We believe that approval of the Bylaw Amendment Proposal would further strengthen our corporate governance and bring us in line with virtually all public companies of our size. In particular, we wanted to highlight the following in support of the approval of the Bylaw Amendment Proposal:

 

·Approximately 99% of the S&P 600 companies have bylaws that can be amended by the board without stockholder approval according to FactSet.

 

·Requiring stockholder approval of all Bylaw amendments would impose an unnecessary administrative burden, expense and delay on the Company by requiring all amendments to wait until an annual meeting of the Stockholders or the convening of a special meeting.

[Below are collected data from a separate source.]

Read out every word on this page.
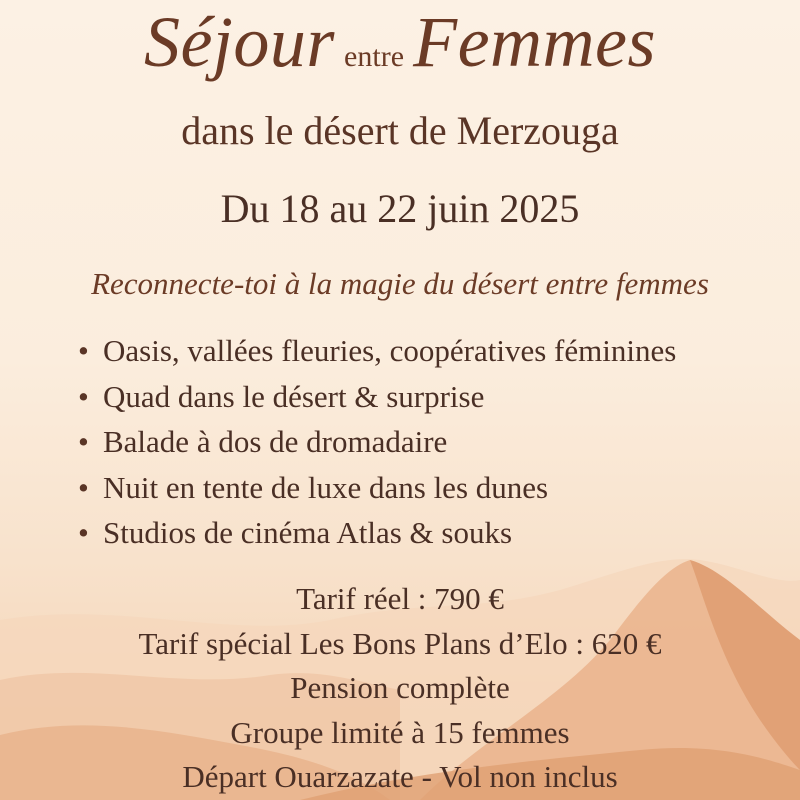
Séjour entre Femmes
dans le désert de Merzouga
Du 18 au 22 juin 2025
Reconnecte-toi à la magie du désert entre femmes
• Oasis, vallées fleuries, coopératives féminines
• Quad dans le désert & surprise
• Balade à dos de dromadaire
• Nuit en tente de luxe dans les dunes
• Studios de cinéma Atlas & souks
Tarif réel : 790 €
Tarif spécial Les Bons Plans d’Elo : 620 €
Pension complète
Groupe limité à 15 femmes
Départ Ouarzazate - Vol non inclus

As a result, important or necessary amendments to the Bylaws may not be able to be made within the timeframe to serve the best interests of the Company and its stockholders.

 

·Our stockholders have, and will continue to have, the ability to amend our Bylaws unilaterally whether or not the Bylaw Amendment Proposal is approved.

 

·The proposal to eliminate the supermajority vote requirements makes it easier for our stockholders to amend our Bylaws by reducing the required vote for Bylaw amendments to a simple majority.

 

1

 

 

·While we are not currently contemplating any additional amendments to our Bylaws, it is important for our Board to have the same flexibility as virtually every other public company to amend the Bylaws in response to changes.

 

·Institutional Shareholder Services (ISS) has recommended that our stockholders vote “FOR” the approval of the Bylaw Amendment Proposal.

 

For the reasons above and those stated in the Proxy Statement, we ask you to vote “FOR” the Bylaw Amendment Proposal described in “Proposal 6” of the Proxy Statement.

 

If you have already returned your proxy or provided your voting instructions pursuant to the Internet or telephone voting options, you may change your vote by (1) providing later-dated voting instructions pursuant to the Internet or telephone voting options, (2) delivering another later-dated proxy, if you requested a printed copy of the proxy materials, (3) voting during the Annual Meeting or (4) contacting our proxy solicitor, Okapi Partners LLC, at (212) 297-0720. If your shares of Company common stock are held in street name with a brokerage firm, you should contact your broker regarding changing your voting instructions.

 

We thank you for your continued support and interest in GMS Inc.

 

  Sincerely,
   
  /s/ JOHN C. TURNER, JR.
   
  John C. Turner, Jr.
  President, Chief Executive Officer and Director

  

Important Information

 

This Supplement to the Proxy Statement is first being released to our stockholders on or about October 13, 2020 and should be read together with the Proxy Statement. Except as specifically supplemented by the information contained in this Supplement, all information set forth in the Proxy Statement remains accurate and should be considered in voting your shares. Stockholders may obtain a free copy of the Proxy Statement and other documents that the Company files with the SEC at the SEC’s website at www.sec.gov.